The old man shrugged. “Do me a favor and we’ll call it square.”

Longarm took off his hat and coat, put them on the counter with the favor the old man had just done him, and said, “All right. You show me where you want things piled, and that’s where I’ll pile ‘em for you.”

“You don’t mean that,” the old man replied. “I got at least a ton of scrap paper to leave out back for the rag picker.”

“We’d better get cracking, then,” Longarm said.

Longarm didn’t think it made much sense, either, by the time they’d finished. The spry old man had done some of the work, of course, so they were both paper-dusty by the time they’d toted all the trash books the old man was too proud to sell out to the alley. As he dropped the last heavy box beside the back gate, Longarm said, “I hope nobody steals all this paper before your pal can pick it up.”

“Let them,” the old man said. “Anyone willing to lift such a load deserves it. We both must be crazy, but for a lawman you’re a nice change. Where I come from, lawmen don’t help an honest merchant. They help themselves to his merchandise. Do you like sweet wine? I got sweet wine inside and we’ve agreed one good turn deserves another.”

Longarm grinned, wiped his sweaty face with his pocket kerchief, and said, “We’re going to have to stop doing favors for each other before we both wind up crippled. Are we square about that old magazine now?”

“Idiot, I told you it was yours to begin with. But I thank you just the same. I can’t wait to write my brother in the old country that here the cossacks are harmless lunatics.”

They went back inside. Longarm gathered up his things and they parted friendly. The balmy dry air of the mile-high city dried him off as it cooled him down.
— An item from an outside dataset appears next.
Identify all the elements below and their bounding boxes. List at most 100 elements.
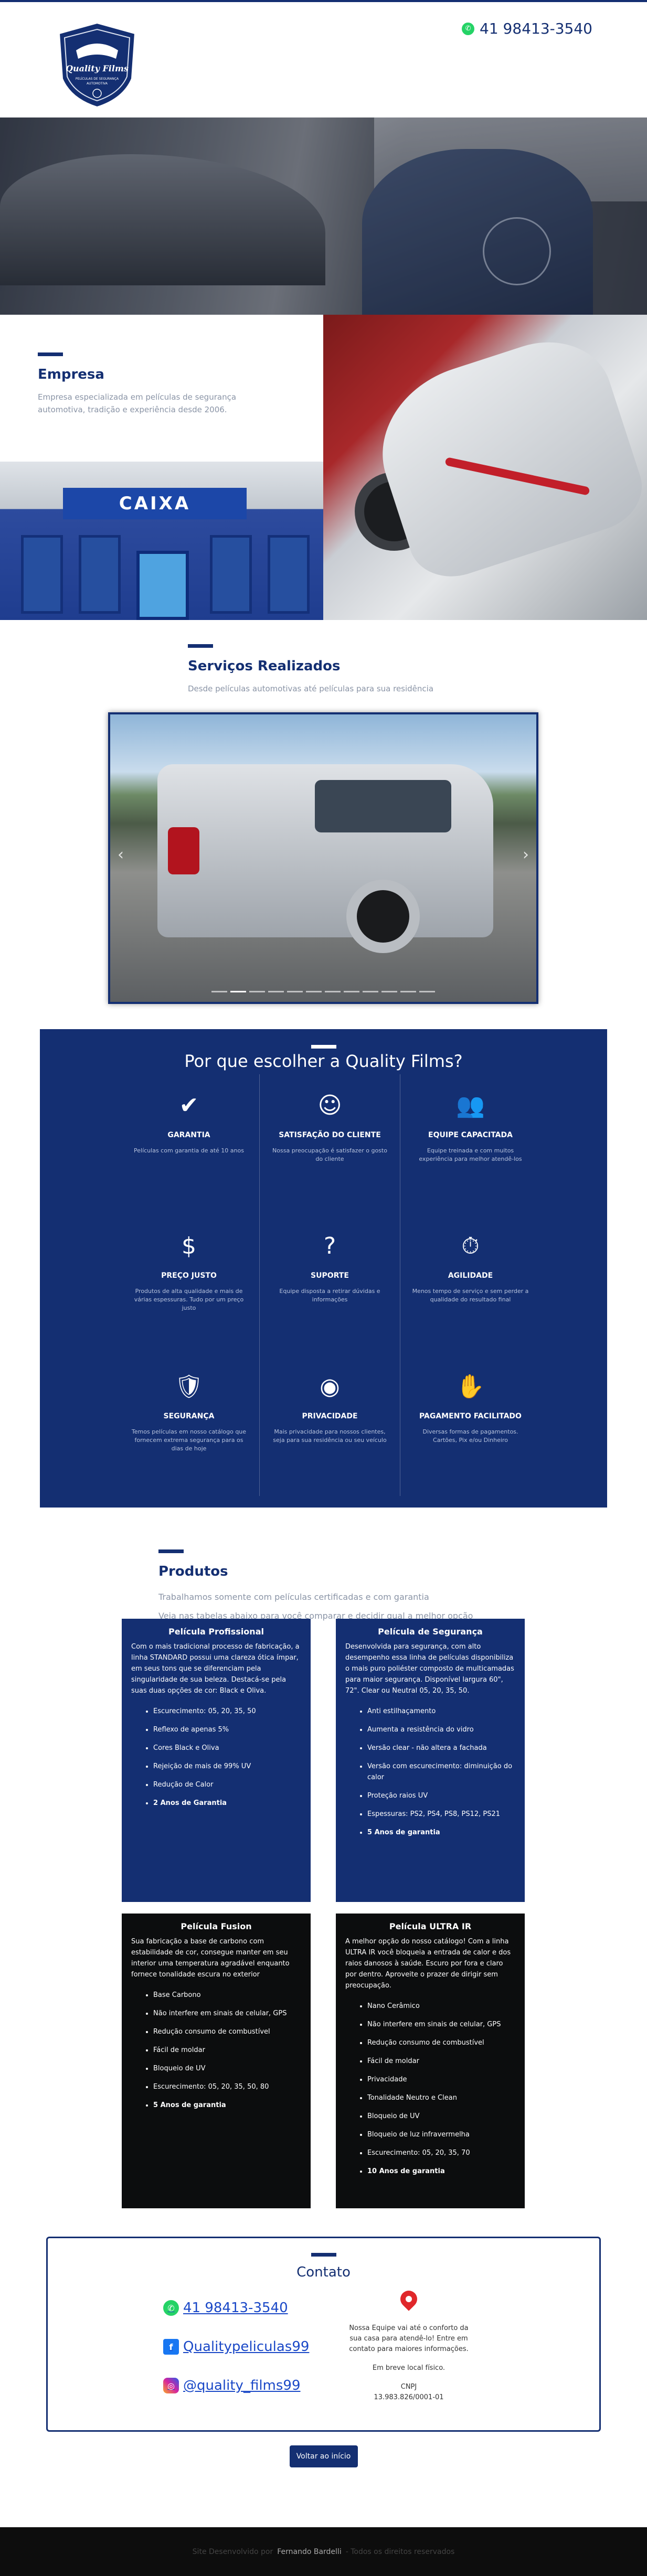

But the combined effects of a hundred and thirty pound gal and a ton or so of less interesting stuff to manhandle had left him feeling exhausted and thirsty. So when he came to a neighborhood saloon, as sedate as such things got, along Larimer, he ducked in to settle his nerves and catch up on his reading.

The place was laid out a lot like Luke Short’s Long Branch in Dodge. Built into a storefront, it was no more than twenty feet wide and ran back about forty. The bar ran the long way, along one wall. Small tables were set along the other wall. The place was almost empty, save for a few regulars and a desperate as well as homely Mex gal lounging against the bar in a flouncy skirt with an organdy rose pinned to one overweight hip. As he ordered a schooner of needled beer at the bar she flashed a gold tooth at him and murmured, “Buenoches, querido. A onde va?”

He was going to a table to sit down. He didn’t answer her with more than a dry smile. As he moved to do so, she started to follow, but the barkeep warned her in Spanish that she was messing with the law. Sometimes it came in handy to be so well known in the rougher parts of town, Longarm thought.

He sat at a table facing the front, drank some suds, and spread his find on the table. It was entitled, “Black Jack Slade, Terror of the Overland Trail.”